If you're going to have versions of sqrt in S29 that deal with Complex
numbers, you ought to do likewise with a number of other functions:

multi sub abs (: Complex ?$x = $CALLER::_ ) returns Num
  should return the magnitude of a complex number.  abs($x) :=
$x.magnitude, or whatever the appropriate method for extracting the
magnitude of a Complex number is.  (I'm unaware of the exact
terminology used within Complex, or even if it has been established
yet.)

multi sub sign (: Complex ?$x = $CALLER::_) returns Complex
  Since I would expect $x == sign($x) * abs($x) to be true for Nums,
the sign of a complex number would logically be a unitary complex
number, or zero if $x is zero: sign($x) := ($x == 0) ?? 0 :: $x /
abs($x).  Thus, this would be distinct from $x.angle, or whatever it's
called, which would return a Num representing the direction as
measured in radians, degrees, etc.

multi sub exp (: Complex ?$exponent = $CALLER::_, Complex +$base)
returns Complex
multi sub log (: Complex ?$exponent = $CALLER::_, Complex +$base)
returns Complex
multi sub func (: Complex ?$x = $CALLER::_, +$base) returns Complex
(where func is any trig-related function)

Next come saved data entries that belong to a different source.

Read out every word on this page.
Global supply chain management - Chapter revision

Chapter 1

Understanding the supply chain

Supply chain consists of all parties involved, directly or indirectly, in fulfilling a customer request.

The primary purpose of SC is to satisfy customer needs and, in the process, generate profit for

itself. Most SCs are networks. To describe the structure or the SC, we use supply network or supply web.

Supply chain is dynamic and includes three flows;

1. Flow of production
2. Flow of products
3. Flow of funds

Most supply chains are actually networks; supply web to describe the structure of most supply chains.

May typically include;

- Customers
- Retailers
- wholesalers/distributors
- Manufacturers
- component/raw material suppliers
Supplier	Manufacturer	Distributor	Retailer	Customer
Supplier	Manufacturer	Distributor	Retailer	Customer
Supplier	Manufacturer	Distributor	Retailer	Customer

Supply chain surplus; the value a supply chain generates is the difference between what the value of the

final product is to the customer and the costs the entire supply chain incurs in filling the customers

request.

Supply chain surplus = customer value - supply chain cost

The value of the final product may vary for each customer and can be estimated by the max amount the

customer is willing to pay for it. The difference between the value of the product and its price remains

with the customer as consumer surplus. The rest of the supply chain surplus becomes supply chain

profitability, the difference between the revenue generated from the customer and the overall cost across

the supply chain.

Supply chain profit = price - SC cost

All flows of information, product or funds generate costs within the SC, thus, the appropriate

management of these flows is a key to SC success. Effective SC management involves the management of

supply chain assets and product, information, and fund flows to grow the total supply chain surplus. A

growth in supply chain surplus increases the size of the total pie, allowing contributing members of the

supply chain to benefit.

  IIRC, raising  a base to a Complex exponent raises the base's
absolute value by the real component of the exponent, and rotates its
angle (as measured in radians) by the imaginary component.

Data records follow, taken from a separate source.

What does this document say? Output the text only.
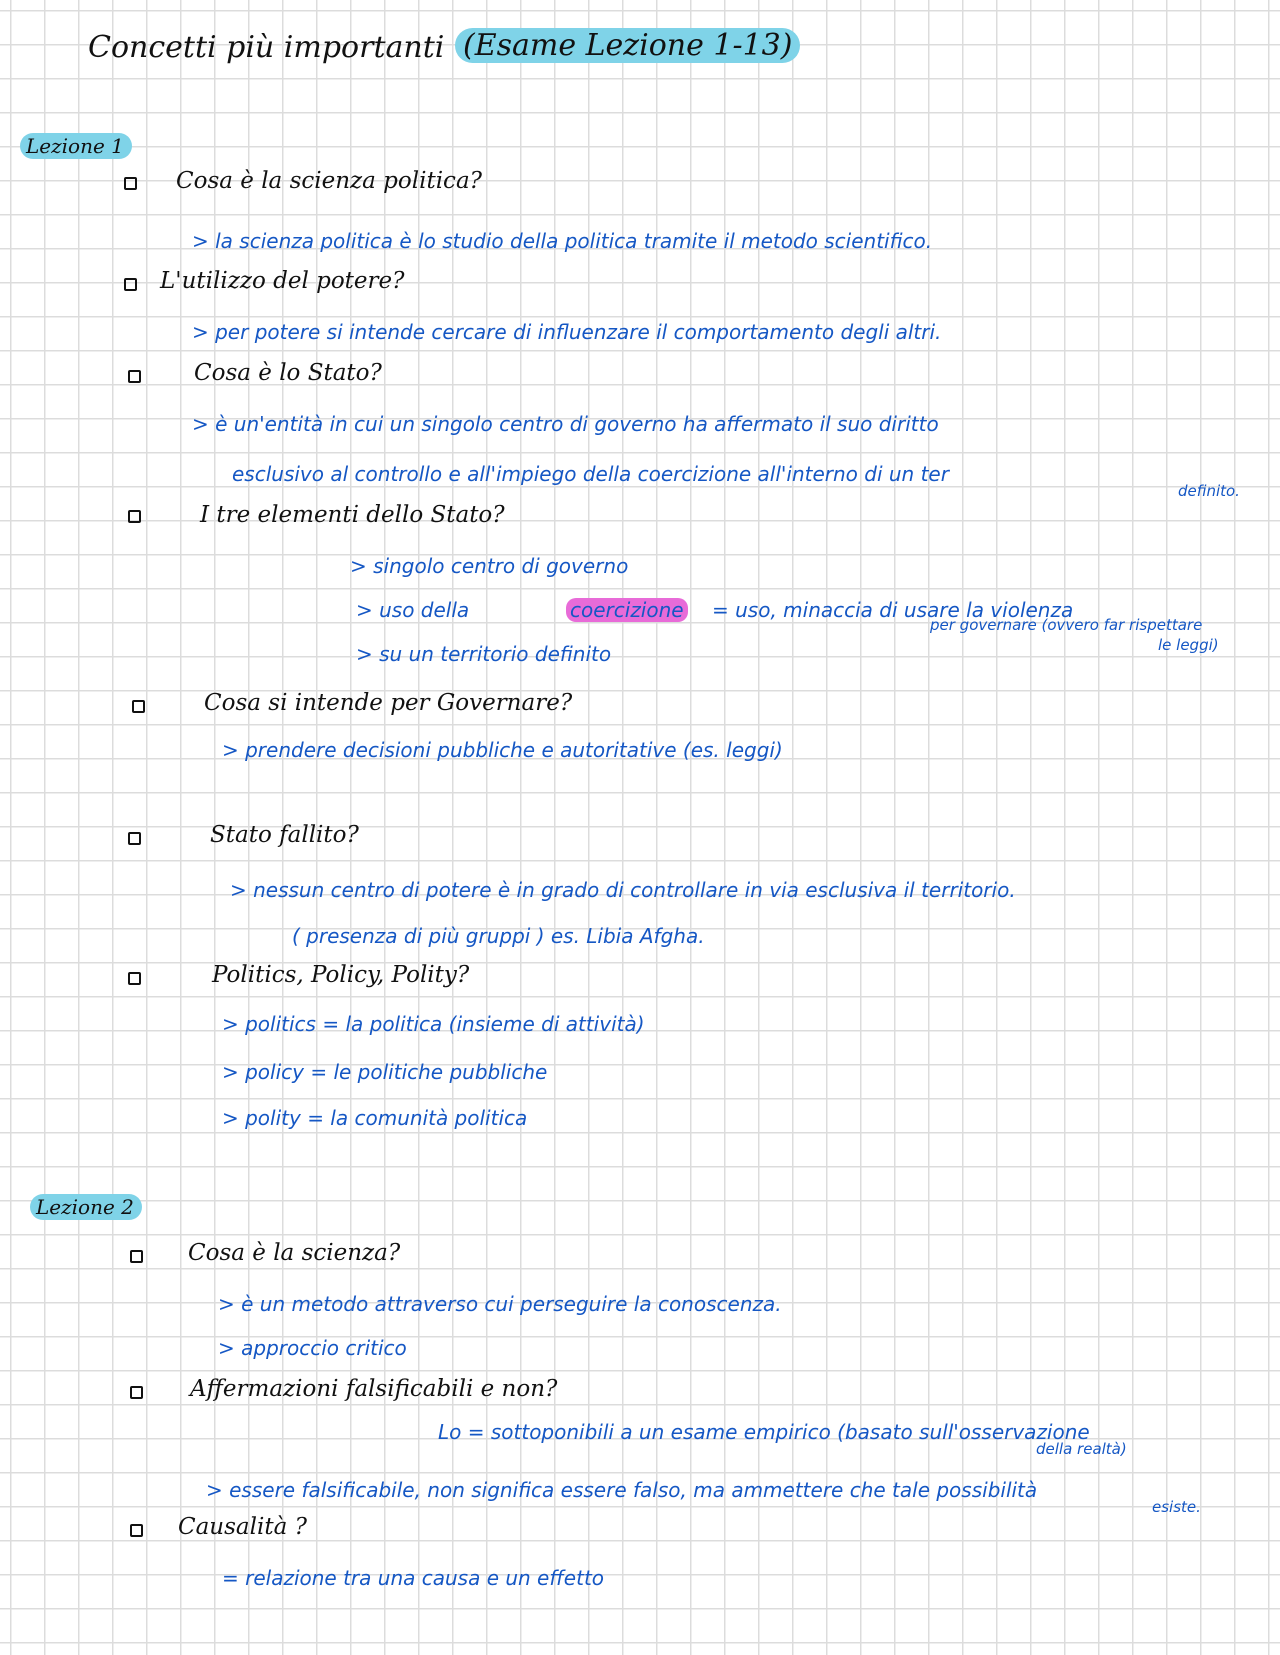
Concetti più importanti (Esame Lezione 1-13)
Lezione 1
Cosa è la scienza politica?
> la scienza politica è lo studio della politica tramite il metodo scientifico.
L'utilizzo del potere?
> per potere si intende cercare di influenzare il comportamento degli altri.
Cosa è lo Stato?
> è un'entità in cui un singolo centro di governo ha affermato il suo diritto
esclusivo al controllo e all'impiego della coercizione all'interno di un ter
definito.
I tre elementi dello Stato?
> singolo centro di governo
> uso della	coercizione = uso, minaccia di usare la violenza
per governare (ovvero far rispettare
le leggi)
> su un territorio definito
Cosa si intende per Governare?
> prendere decisioni pubbliche e autoritative (es. leggi)
Stato fallito?
> nessun centro di potere è in grado di controllare in via esclusiva il territorio.
( presenza di più gruppi ) es. Libia Afgha.
Politics, Policy, Polity?
> politics = la politica (insieme di attività)
> policy = le politiche pubbliche
> polity = la comunità politica
Lezione 2
Cosa è la scienza?
> è un metodo attraverso cui perseguire la conoscenza.
> approccio critico
Affermazioni falsificabili e non?
Lo = sottoponibili a un esame empirico (basato sull'osservazione
della realtà)
> essere falsificabile, non significa essere falso, ma ammettere che tale possibilità
esiste.
Causalità ?
= relazione tra una causa e un effetto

  All of the trig functions can be aliased to expressions using exp
and log.  This may be useful for the purpose of defining the Complex
versions.
  All of these functions, as well as sqrt, need to restrict the range
of valid return values: frex, sqrt ought to always return something
with either a positive real component or a zero real component and a
non-negative imaginary component.
  (Another possibility would be to return a list of every possible
result when in list context, with the result that you'd get in scalar
context being element zero of the list.  This even has its uses wrt
sqrt(Num), providing a two-element list of the positive and negative
roots, in that order.  This option would apply to sqrt, exp, log, and
the trig functions.)
  This has implications for the infix:<**> operator as well.